JA京都

2006.01 Vol.46

10 栗もちとよもぎもち
母から娘へ伝えられた我が家になくてはならない料理をスローフードとして紹介します。



 「昔から田舎では何かあるともちをつきますねぇ。母は生前、おもちを人にあげるのが好きやったんです。ずっと前の話やけど、美容室で『お母さんもきれいにつくりよっちゃったねぇ』って言われまして、へぇ、そこまで配っとったんいう感じ驚きました」。

 

 キクヨさんも節句や行事、来客のもてなし、土産と、折々にもちをつきます。作るだけでなく人に配るのが好きなのは母親ゆずり。手順は習うともなく、小学生の頃から料理の手伝いが好きだったこともあり自然に覚えたのだそうです。

 

 よもぎは新芽が出る春に畦へ摘みに行き、栗は秋に拾って皮をむいておきます。門下家の冷凍ストッカーには、そうやって旬の時期に収穫してアクを抜いたり、下ごしらえをすませたりした野菜や山菜などがいっぱい詰まっています。

 

 もちろん、年末には鏡もちを作ります。小さなものを台所や居間の神棚などに供え、大きな鏡もちは米をいっぱい入れた一斗枡に載せ、松竹梅を挿して“歳徳さん”をお迎えするために床の間に飾ります。

 

 「一夜飾りはあかんから30日に作ります。私が子どもの頃には朝起きたら床の間の鏡もちの横にお年玉が供えてあって楽しかったねぇ。私も孫が来る時に置いといてやるんです。昔してもうたことを自然にしとんのかなと思う時があります」。

 

京丹波町八田
門下キクヨさん
昭和46年に結婚。保育士として福知山市内の保育園に勤務し、長女の出産を機に退職。現在は南丹地域就農講座で学びながら、10アールの畑でアスターや菊、自家用の野菜などを栽培している。2005年4月よりJA京都瑞穂支店女性部八田支部長を務める。
 
 
玄関先にはお正月らしい紅白の葉牡丹が飾られていました。

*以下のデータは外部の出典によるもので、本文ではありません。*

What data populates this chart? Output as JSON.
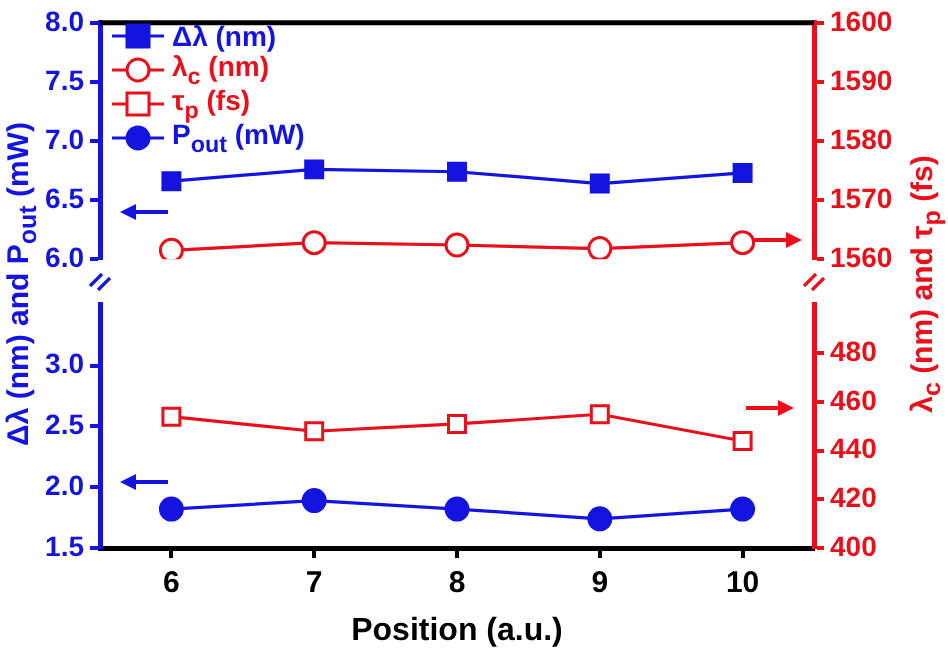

JA京都の生活教室で配られた種を家の裏手にある畑に蒔いたそうです。

門下家の栗もちとよもぎもち

材料(各25個分)
[栗もち]もち米5カップ、ごはん茶碗1杯
栗あん(冷凍くり500g、砂糖、塩適量)、かたくり粉
[よもぎもち]もち米5カップ、ごはん茶碗1杯、冷凍よもぎ200g
小豆あん(小豆250g、砂糖、塩適量)、かたくり粉

作り方
【1】もち米を洗って5、6時間水に浸ける。
【2】栗あん、小豆あんを炊く。
【3】もち米をもちつき機で蒸す。
【4】蒸し上がったら、ごはんを入れてつく。
よもぎもちの場合、ごはんだけでなく、あらかじめ解凍して温めておいたよもぎも上にのせてつく。
【5】あらかじめ丸めておいたあんを包む。
小豆はたっぷりの湯で湯がき、よもぎは木灰を入れてアクを抜く。重曹より香りも色も良くなるのだそうです。
 
瑞穂特産の丹波栗と大納言小豆を贅沢に使ったあん。

 

炊きたてのごはんを茶碗一杯分入れるともちが固くなりにくいとのこと。あんを入れるものだけで、白もちには入れません。